İşsizliğin ekonomik boyutunun yanı sıra toplumun temellerini sarsacak tahribatlarını da görmezden gelmemiz mümkün değildir. Özellikle toplumsal yaşama yansımalarını ve bu kapsamda; kişilerin psikolojisine, aile içi huzura, insanların sağlığına, ahlaki normlara, ticari hayata ve asayişe olan etkisini dikkate almak zorundayız.

Yıllardan beri her siyasi iktidarın işsizliği azaltmaya yönelik tedbirleri ve girişimleri olmakla birlikte, bu konuda başarıya ulaşılamamaktadır. Ülkemizin 7 Haziran 2015 tarihinde yapılacak olan 25. Dönem Milletvekili Genel Seçimlerine hazırlandığı bu süreçte de siyasi partilerin işsizlikle ilgili vaatleri ve projeksiyonları gündemde yerini alarak önemini ortaya koymuştur. Ayrıca sosyal yardımlar da bu vaatler arasında önemli bir yer tutmuştur. Asıl olan; çalışabilecek durumdakilere uygun iş bulmak, sosyal yardımları ise bunların dışındakilere yaygınlaştırmaktır.
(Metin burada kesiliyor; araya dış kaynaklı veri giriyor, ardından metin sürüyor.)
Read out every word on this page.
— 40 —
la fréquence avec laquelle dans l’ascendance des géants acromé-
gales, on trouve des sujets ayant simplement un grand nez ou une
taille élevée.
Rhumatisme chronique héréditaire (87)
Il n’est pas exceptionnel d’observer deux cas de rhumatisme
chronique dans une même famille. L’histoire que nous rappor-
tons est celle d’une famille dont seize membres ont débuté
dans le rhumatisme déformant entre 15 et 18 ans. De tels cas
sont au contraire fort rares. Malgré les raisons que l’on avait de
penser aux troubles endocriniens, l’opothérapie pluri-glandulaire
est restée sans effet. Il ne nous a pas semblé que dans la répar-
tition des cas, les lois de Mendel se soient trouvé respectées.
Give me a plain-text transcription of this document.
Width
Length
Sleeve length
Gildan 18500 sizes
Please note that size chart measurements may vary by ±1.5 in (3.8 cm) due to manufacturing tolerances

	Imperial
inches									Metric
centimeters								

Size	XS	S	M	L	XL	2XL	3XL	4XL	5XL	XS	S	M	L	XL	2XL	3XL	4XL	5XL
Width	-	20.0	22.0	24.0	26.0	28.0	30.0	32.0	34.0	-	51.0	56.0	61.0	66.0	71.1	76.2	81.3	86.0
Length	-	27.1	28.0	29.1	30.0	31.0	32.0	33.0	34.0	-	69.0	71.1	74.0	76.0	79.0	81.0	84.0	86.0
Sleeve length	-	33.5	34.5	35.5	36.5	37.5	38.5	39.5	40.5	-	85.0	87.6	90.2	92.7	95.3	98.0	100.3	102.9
Ülkemizde; “yatırım-üretim ve istihdam arasında uyumlu bir planlamanın yapılamaması ve bunlarla uygun bir eğitim modelinin kurulamaması, istihdam sağlamaya yönelik girişimlere bir vergi ve prim kaynağı olarak bakılması, istihdamı artırmaya yönelik girişimlerin ve önerilerin teşvikindeki yetersizlik, yabancı işçilerin istihdamı, istihdam yoğun yatırımların yetersizliği, tarımı sanayiyle buluşturmadaki sıkıntılar, turizm sektöründeki istihdam süresinin kısalığı, özelleştirilen kuruluşların istihdama katkısının azalması, iş arayanlarla açık işlerin buluşturulmasındaki mekanizmaların yavaşlığı, uluslararası rekabete açık-yüksek teknolojili ve işgücü verimliliği yüksek bir ekonomi yaratma konusundaki hedeflere ulaşmanın önündeki yapısal sorunların aşılamaması.” işsizliğin azaltılmasındaki en önemli engeller olarak dikkati çekmektedir. İşsizliğin kanıksanmış rotasını değiştirebilmek için; sıraladığımız bu hususları küçümsememeli, gereken duyarlılığı göstermeli, başta devlet ve özel sektör olmak üzere toplumun tüm kesimleri olarak bu ulusal ekonomik sorunu aşmak için çaba göstermeliyiz.